More likely, they'll want to distinguish depression from other things that are often confused with it, such as: bipolar disorder, anxiety disorders, chronic fatigue syndrome, bereavement, "stress", and all manner of physical illnesses e.g. thyroid problems. Daniel Carlat said last year that:

"If the test cannot distinguish different psychiatric problems, then the MDDScore is simply a non-specific 'biomarker' for emotional difficulties of all stripes, and would be essentially useless. How disorder-specific is the MDDScore? This paper doesn't tell us."

But, despite the appropriate grounds for skepticism of this particular test as of 2012, the promise is clearly there. Mass production of medical tests can dramatically reduce their costs, larger data sets can determine what characteristics distinguish the false positives and false negatives, and the extent to which these biomarkers (or new ones similarly motivated) can discriminate between different causes of emotional difficulties can be determined.

It isn't hard to imagine a world ten or twenty years from now in which someone can buy a depression test at a pharmacy much the way that one can by pregnancy tests, drug tests, and paternity tests now. Given the social stigma of mental illness, the difficulty that someone who thinks that they might be experiencing clinical depression who is isolated has in self-diagnosing subjective symptoms, and the high cost in time and inconvenience involved in locating a credible mental health professional and scheduling, attending and paying for a diagnostic appointment, an investment of say, $15-30 in a drug store depression test might be worthwhile.

Blood tests for mental health conditions also help to validate the idea that mental health conditions have a biological basis, that they have an objective reality, and that they can be addressed by medical means. The impact of the mere existence of a blood test for depression on how the public views depression could be as important for how our culture conceptualizes depression as the increasing scientific evidence that sexual orientation is largely congenital is for gay rights.

And, there is synergy here too. To the extent that we can determine if someone is depressed, and can determine how depressed they are from a blood test, we can improve the rigor of clinical trials of drugs designed to treat depression which are forever haunted by questions regarding the accuracy and consistency of subjective diagnostic criteria, particularly in drug company run trials where there is strong incentives to subtly push the boundaries of these criteria in a manner that will show a new drug to be effective.

Biomarker tests are really better suited than genome wide association studies for determining the mechanism that is implicated in mental health conditions and for distinguishing causally different subtypes of conditions that have similar symptoms but might respond differently to treatment because of their different causes. And, it is possible to make much more credible determinations of the role of gene and environmental interactions in a condition when the candidate genes can be linked to a biological process that produces a measurable biomarker that is associated with the mental health condition in question.

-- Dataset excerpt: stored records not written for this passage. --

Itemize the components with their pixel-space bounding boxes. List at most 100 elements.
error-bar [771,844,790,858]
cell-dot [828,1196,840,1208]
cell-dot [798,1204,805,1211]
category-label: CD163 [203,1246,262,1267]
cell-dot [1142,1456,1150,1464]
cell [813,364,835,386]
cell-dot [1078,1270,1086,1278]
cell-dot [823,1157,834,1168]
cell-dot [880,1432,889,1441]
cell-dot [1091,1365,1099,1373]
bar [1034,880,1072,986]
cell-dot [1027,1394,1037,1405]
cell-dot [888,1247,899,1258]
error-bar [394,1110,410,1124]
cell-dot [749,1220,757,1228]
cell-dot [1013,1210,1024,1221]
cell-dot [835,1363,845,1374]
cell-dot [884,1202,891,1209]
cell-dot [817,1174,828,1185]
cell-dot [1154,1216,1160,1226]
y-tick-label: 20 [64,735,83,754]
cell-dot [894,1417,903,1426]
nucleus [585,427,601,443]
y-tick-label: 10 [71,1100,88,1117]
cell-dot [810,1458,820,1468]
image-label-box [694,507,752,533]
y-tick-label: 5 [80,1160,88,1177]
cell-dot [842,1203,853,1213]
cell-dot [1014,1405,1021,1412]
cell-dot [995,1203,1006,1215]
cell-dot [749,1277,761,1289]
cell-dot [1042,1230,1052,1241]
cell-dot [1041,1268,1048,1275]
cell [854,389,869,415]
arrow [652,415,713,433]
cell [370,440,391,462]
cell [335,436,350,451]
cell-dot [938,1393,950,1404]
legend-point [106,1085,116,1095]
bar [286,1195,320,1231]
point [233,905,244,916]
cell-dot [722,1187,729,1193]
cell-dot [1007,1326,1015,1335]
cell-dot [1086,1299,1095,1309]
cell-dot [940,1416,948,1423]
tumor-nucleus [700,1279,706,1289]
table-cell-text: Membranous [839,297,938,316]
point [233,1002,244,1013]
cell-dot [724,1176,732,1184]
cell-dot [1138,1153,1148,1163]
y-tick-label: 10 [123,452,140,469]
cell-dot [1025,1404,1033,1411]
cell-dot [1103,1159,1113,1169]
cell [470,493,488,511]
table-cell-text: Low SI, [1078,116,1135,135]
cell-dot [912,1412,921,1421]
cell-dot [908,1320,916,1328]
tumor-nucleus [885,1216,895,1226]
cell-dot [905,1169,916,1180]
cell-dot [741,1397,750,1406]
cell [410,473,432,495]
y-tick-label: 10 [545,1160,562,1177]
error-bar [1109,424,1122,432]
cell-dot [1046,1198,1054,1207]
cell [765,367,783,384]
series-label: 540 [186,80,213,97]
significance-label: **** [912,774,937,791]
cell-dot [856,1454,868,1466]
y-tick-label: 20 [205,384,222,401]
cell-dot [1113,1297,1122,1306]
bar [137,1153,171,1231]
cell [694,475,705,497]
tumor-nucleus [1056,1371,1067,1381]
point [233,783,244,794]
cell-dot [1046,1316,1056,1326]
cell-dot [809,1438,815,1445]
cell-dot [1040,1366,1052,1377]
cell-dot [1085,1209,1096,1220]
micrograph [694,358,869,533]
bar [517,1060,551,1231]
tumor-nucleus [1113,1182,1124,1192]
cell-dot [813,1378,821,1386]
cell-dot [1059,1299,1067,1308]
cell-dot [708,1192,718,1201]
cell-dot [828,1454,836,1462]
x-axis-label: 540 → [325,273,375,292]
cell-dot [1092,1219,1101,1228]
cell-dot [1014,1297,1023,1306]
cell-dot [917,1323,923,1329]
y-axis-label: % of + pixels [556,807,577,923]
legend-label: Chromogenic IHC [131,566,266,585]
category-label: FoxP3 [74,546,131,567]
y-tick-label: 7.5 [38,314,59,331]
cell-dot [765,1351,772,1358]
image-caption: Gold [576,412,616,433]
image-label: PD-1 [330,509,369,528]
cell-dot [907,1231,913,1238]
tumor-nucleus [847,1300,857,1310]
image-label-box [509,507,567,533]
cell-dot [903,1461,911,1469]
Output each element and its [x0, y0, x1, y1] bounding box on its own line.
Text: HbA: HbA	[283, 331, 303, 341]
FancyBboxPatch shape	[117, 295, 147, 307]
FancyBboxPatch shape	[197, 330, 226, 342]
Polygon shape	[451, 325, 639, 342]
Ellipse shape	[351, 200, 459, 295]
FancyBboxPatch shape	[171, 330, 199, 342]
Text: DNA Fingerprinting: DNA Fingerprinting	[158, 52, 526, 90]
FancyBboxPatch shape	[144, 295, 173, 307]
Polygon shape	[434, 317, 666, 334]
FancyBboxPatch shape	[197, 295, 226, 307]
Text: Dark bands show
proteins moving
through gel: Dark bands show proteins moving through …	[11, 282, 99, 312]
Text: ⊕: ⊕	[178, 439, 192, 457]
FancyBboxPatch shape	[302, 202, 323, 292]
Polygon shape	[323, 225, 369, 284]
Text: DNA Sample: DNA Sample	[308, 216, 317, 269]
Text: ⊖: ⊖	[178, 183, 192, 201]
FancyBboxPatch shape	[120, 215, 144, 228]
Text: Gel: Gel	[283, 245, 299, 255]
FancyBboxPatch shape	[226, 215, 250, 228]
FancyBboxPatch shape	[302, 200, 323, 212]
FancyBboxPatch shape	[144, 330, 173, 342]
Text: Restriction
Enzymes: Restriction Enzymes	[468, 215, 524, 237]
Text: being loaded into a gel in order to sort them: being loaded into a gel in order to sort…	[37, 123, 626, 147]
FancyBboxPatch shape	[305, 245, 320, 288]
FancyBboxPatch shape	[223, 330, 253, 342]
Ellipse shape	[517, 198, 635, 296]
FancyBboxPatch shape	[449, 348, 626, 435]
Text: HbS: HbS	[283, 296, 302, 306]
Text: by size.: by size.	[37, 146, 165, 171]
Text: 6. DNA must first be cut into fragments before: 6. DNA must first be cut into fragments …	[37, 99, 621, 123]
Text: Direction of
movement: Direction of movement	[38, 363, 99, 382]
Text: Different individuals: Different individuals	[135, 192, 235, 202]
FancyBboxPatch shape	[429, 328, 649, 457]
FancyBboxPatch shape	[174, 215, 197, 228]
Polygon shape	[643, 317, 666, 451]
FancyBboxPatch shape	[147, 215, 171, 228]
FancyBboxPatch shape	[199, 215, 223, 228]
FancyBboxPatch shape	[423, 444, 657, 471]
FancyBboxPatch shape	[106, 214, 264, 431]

Without knowing the biological mechanism of a mental condition, it is far too easy to generate genetic assocations that are nothing more than statistical flukes or products of people with a condition having some sort of ancestral relationship associated with the people in whom the mutations that gave rise to the genetic components of the condition arose.

One can even imagine forensic applications. It is already possible to determine the identity of someone at an incident scene from a DNA test of a blood sample. In a few decades, it might be possible to also determine if, for example, that person who currently in the throes of clinical depression, a clue that might, for example, help a coroner help judge whether someone was a suicide victim or a homicide victim, to evaluate the veracity of a claim that clinical depression was an important factor in a child abuse or neglect incident, or to help an investigator more accurately profile how a suspect whose blood was left on the scene was likely to be behaving to better devise a search for that suspect. In these kinds of applications, a $745 price tag would be quite tolerable.